I would confront him at the earliest opportunity and tell him that it has to be absolute zero tolerance honesty from now on with no exceptions; tell him that you would rather know the worst of what he is doing and feeling rather than nothing at all - ask him to contact you each and every time he feels tempted, or is about to do something stupid.
He had an opportunity to prove that this wasn't a problem, and he has failed twice. No-one can beat the system; he can read as many books and speak to as many people as he likes - so-called "professional" gamblers are just like my friend - they win over a short period of time and become over-confident; the reality is that over a five year or ten period, 99.999999999999999 of people who gamble will have lost money.
He has made a mistake and he needs to address it my friend.
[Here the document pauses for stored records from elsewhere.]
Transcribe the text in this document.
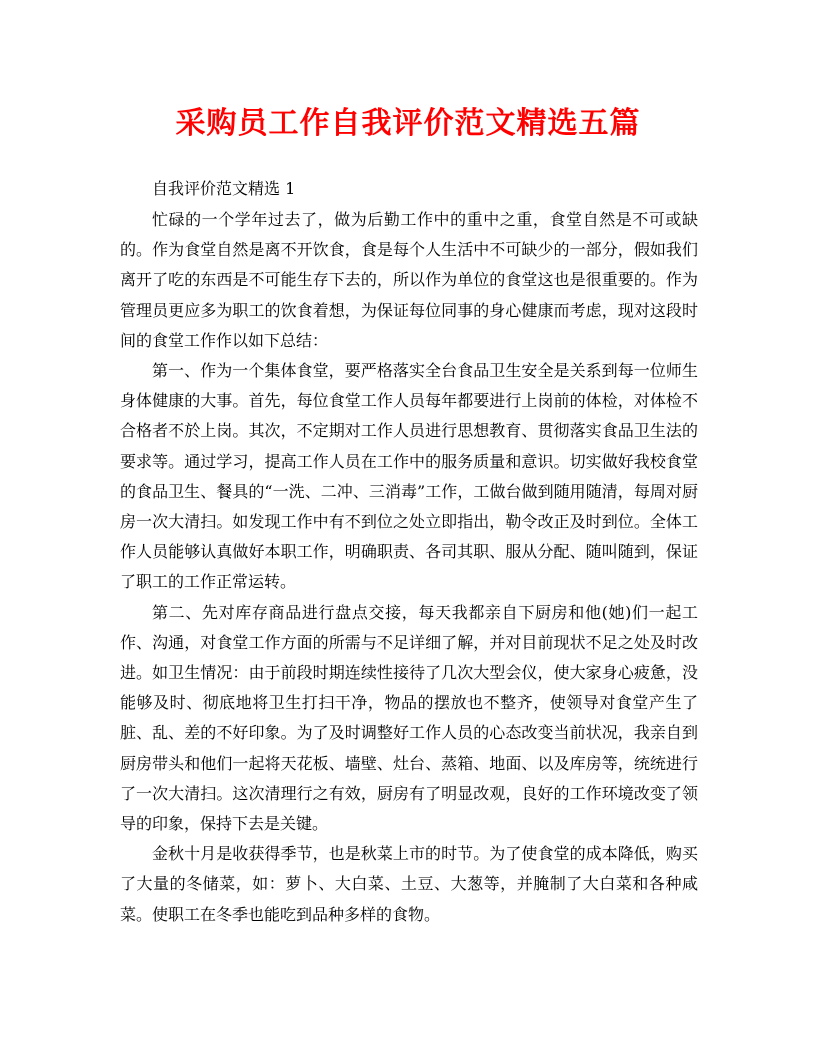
采购员工作自我评价范文精选五篇

自我评价范文精选 1

忙碌的一个学年过去了，做为后勤工作中的重中之重，食堂自然是不可或缺的。作为食堂自然是离不开饮食，食是每个人生活中不可缺少的一部分，假如我们离开了吃的东西是不可能生存下去的，所以作为单位的食堂这也是很重要的。作为管理员更应多为职工的饮食着想，为保证每位同事的身心健康而考虑，现对这段时间的食堂工作作以如下总结：

第一、作为一个集体食堂，要严格落实全台食品卫生安全是关系到每一位师生身体健康的大事。首先，每位食堂工作人员每年都要进行上岗前的体检，对体检不合格者不於上岗。其次，不定期对工作人员进行思想教育、贯彻落实食品卫生法的要求等。通过学习，提高工作人员在工作中的服务质量和意识。切实做好我校食堂的食品卫生、餐具的“一洗、二冲、三消毒”工作，工做台做到随用随清，每周对厨房一次大清扫。如发现工作中有不到位之处立即指出，勒令改正及时到位。全体工作人员能够认真做好本职工作，明确职责、各司其职、服从分配、随叫随到，保证了职工的工作正常运转。

第二、先对库存商品进行盘点交接，每天我都亲自下厨房和他(她)们一起工作、沟通，对食堂工作方面的所需与不足详细了解，并对目前现状不足之处及时改进。如卫生情况：由于前段时期连续性接待了几次大型会仪，使大家身心疲惫，没能够及时、彻底地将卫生打扫干净，物品的摆放也不整齐，使领导对食堂产生了脏、乱、差的不好印象。为了及时调整好工作人员的心态改变当前状况，我亲自到厨房带头和他们一起将天花板、墙壁、灶台、蒸箱、地面、以及库房等，统统进行了一次大清扫。这次清理行之有效，厨房有了明显改观，良好的工作环境改变了领导的印象，保持下去是关键。

金秋十月是收获得季节，也是秋菜上市的时节。为了使食堂的成本降低，购买了大量的冬储菜，如：萝卜、大白菜、土豆、大葱等，并腌制了大白菜和各种咸菜。使职工在冬季也能吃到品种多样的食物。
When your child comes along in May (congratulations by the way), he is going to have to share the responsibilities and give as much as himself as possible - if he is playing Poker online for hours upon hours, then he will end up having a direct affect on both your lives.
Try not to be angry and judgemental this time around - explain everything, explain that you appreciate he has made a mistake, but this has to be the final one, ever - you won't accept him going behind your back again under any circumstances.
This is a short-term problem, and it is positive that he has done the things he has as I mentioned above, so there is potential for nipping this in the bud, but it means you have to clamp down very quickly, as well as him taking a long look at himself and deciding whether he needs help to put this unfortunate saga behind him.
I wish you both well. You seem like a nice couple - i'm sure he is a decent, honest person without gambling in his life; I wouldn't dream of lying or covering up things now, but I certainly did when I was gambling - obsession is a very powerful thing, it can cloud the mind and make you act in a way that is completely alien to you. I hope he can come through this my friend, I sincerely do.